No creáis que he venido a abolir la ley y los profetas: no he venido a abolir sino a dar plenitud.
Las autoridades religiosas judías se distinguían por el cumplimiento escrupuloso de la ley. También entre nosotros es posible encontrar hoy esta manera tan engañosa de practicar la religión. Sucede, por ejemplo, cuando, en nombre de la ley, hacemos daño a los prójimos. Sucede también cuando nos encontramos más cómodos siendo fieles a las normas que cultivando la intimidad con el Señor en la interioridad.
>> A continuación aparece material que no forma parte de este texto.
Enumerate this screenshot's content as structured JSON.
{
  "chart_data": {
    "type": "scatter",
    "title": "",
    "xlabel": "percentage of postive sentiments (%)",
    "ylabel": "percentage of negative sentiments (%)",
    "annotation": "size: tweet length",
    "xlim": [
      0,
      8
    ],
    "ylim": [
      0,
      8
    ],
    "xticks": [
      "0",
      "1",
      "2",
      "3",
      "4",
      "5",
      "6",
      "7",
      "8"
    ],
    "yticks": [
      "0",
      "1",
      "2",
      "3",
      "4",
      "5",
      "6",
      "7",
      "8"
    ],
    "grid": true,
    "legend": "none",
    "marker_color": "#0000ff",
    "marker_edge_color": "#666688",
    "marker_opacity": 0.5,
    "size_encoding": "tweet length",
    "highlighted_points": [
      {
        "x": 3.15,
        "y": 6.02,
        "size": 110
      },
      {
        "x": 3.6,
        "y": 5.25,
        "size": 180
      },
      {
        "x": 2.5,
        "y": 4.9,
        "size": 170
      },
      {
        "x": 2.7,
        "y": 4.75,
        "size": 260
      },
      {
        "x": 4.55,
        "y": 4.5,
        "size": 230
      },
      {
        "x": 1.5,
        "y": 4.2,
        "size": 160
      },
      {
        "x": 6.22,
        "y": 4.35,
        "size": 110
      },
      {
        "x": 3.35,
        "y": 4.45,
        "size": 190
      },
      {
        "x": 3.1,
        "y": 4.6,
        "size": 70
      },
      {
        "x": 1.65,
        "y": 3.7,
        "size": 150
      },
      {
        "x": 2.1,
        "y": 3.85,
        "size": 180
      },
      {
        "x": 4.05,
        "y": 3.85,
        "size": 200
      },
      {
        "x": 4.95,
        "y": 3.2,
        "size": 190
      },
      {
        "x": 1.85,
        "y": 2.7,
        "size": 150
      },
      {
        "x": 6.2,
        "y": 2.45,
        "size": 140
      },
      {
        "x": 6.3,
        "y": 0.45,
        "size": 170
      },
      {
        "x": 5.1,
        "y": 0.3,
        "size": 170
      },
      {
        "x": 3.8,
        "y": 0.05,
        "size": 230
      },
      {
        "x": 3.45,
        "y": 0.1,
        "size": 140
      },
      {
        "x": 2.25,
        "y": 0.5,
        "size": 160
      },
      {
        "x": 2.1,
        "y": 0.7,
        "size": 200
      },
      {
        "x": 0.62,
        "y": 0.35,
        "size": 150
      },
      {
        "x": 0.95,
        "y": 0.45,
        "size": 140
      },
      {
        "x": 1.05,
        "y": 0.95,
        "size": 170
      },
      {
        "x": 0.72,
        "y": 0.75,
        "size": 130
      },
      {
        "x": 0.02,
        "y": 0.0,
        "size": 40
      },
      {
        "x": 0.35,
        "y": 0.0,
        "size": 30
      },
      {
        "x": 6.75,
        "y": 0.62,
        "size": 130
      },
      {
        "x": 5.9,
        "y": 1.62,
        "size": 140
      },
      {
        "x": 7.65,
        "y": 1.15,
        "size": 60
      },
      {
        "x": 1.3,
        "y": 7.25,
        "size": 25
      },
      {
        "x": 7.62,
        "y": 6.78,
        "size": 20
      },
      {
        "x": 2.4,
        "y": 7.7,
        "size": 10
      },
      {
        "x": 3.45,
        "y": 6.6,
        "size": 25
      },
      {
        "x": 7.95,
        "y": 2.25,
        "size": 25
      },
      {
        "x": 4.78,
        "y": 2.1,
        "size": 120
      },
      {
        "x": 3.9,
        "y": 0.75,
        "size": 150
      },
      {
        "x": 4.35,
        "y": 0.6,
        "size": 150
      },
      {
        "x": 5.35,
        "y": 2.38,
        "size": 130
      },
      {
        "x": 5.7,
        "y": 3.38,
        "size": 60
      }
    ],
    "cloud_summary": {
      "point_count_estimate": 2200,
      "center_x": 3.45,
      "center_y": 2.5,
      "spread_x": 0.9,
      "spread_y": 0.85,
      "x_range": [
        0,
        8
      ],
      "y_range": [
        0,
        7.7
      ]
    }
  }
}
Seis siglos antes de Jesús, el profeta Ezequiel había denunciado la religiosidad de la ley para anunciar la religiosidad del amor: Os daré un corazón nuevo, infundiré en vosotros un corazón nuevo, quitaré de vuestra carne el corazón de piedra y os daré un corazón de carne (Ez 36, 26).
Jesús no vive centrado en la ley, pero tampoco la desprecia. Lo que hace es llevarla a su mayor radicalidad, ya que el amor incondicional que Él vive y propone desborda toda ley. Todo esto nos hace evocar las palabras de Jesús a la Samaritana: Los verdaderos adoradores adorarán al Padre en Espíritu y en Verdad (Jn 4, 23).
Desde la religiosidad del amor se entienden mejor las últimas palabras del Evangelio de hoy: El que traspase uno de estos mandamientos más pequeños y así lo enseñe a los hombres, será el más pequeño en el Reino de los Cielos. Santa Teresita comentaría: Las obras deslumbrantes me están prohibidas. Para dar prueba de mi amor no tengo otro medio que el de no dejar escapar ningún pequeño sacrificio, ninguna mirada, ninguna palabra; de aprovechar las más pequeñas acciones y hacerlas por amor.